Schein und sein

Das Wichtigste im Leben sind Ehrlichkeit und Fairness. Wenn du diese beiden Sachen gut vortäuschen kannst, dann hast du’s geschafft.

Groucho Marx zugeschrieben

 

Wir spielen in vielen Bereichen das Theater nach dem Skript der Industriegesellschaft, obwohl wir die Rollen, die hier vorgeschreiben sind, in den Verhältnissen, in denen wir handeln und leben, gar nicht mehr ausüben können, und wir spielen sie uns und anderen vor, obwohl wir gleichzeitig wissen, dass alles im Grund ganz anders verläuft. Die Gestik des „Als-Ob” beherrscht vom 19. ins 21. Jahrhundert die Szene. Wissenschaftler tun so, als ob sie Wahrheit gepachtet hätten, und müssen dies nach außen hin auch, weil davon ihre ganze Stellung abhängt. Politiker sind - insbesondere in Wahrlkämpfen - verpflichtet, eine Entscheidungsgewalt vorzutäuschen, von der sie doch am besten selbst wissen, dass sie eine systembedingte Legende ist, die bei der nächsten Gelegenheit auch ihnen um die Ohren geschlagen werden kann. Diese Fiktionen haben ihre Realität in dem funktionalen Rollenspiel und Machtgefüge der Industriegesellschaft. Sie haben aber auch ihre Irrealität in dem entstandenen Dschungel von Unübersichtlichkeiten, der gerade ein Ergebnis reflexiver Modernisierungen ist. Ob dadurch Not erzeugt oder abgebaut wird und in welcher Hinsicht was gilt, ist nicht zuletzt deswegen so schwer entscheidbar geworden, weil das Koordinatensystem der Begriffe selbst betroffen ist und verschwimmt.

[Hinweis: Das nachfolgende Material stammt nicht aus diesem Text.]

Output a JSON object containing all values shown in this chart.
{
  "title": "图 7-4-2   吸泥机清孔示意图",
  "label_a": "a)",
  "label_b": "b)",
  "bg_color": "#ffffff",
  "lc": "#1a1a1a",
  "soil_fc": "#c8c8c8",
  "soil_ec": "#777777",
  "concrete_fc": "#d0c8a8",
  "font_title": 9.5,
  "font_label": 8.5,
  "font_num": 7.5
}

Ulrich Beck, aus dem Buch „Risikogesellschaft, Auf dem Weg in eine andere Moderne”, Taschenbuchausgabe im Surkampverlag 1986, Seite 370f.

 

Da der Erfolg weitgehend davon abhängt, wie gut man seine Persönlichkeit  verkauft, erlebt man sich als Ware oder richtiger: gleichzeitig als Verkäufer und zu verkaufende Ware. Der Mensch kümmert sich nicht mehr um sein Leben und sein Glück, sondern um seine Verkäuflichkeit..."Ich bin so, wie du mich haben möchtest."

Erich Fromm: Haben oder Sein 1976, Ausgabe dtv1979, Seite181

 

Wer unbewußt verzweifelt, nach außen aber eine Maske von Optimismus zur Schau trägt, handelt nicht gerade weise. Wer aber die Hoffnung noch nicht aufgegeben hat, kann nur dann Erfolg haben, wenn er realistisch denkt, alle Illusionen über Bord wirft und den Problemen ins Auge sieht.

Erich Fromm: Haben oder Sein 1976, Ausgabe dtv1979, Seite 211

Das wird zusätzlich dadurch erschwert, dass die Masse, lieber Märchenerzählern zuhört und brav Formalien einhält, anstatt sich mit widersprüchlichen Realitäten ernsthaft zu befassen.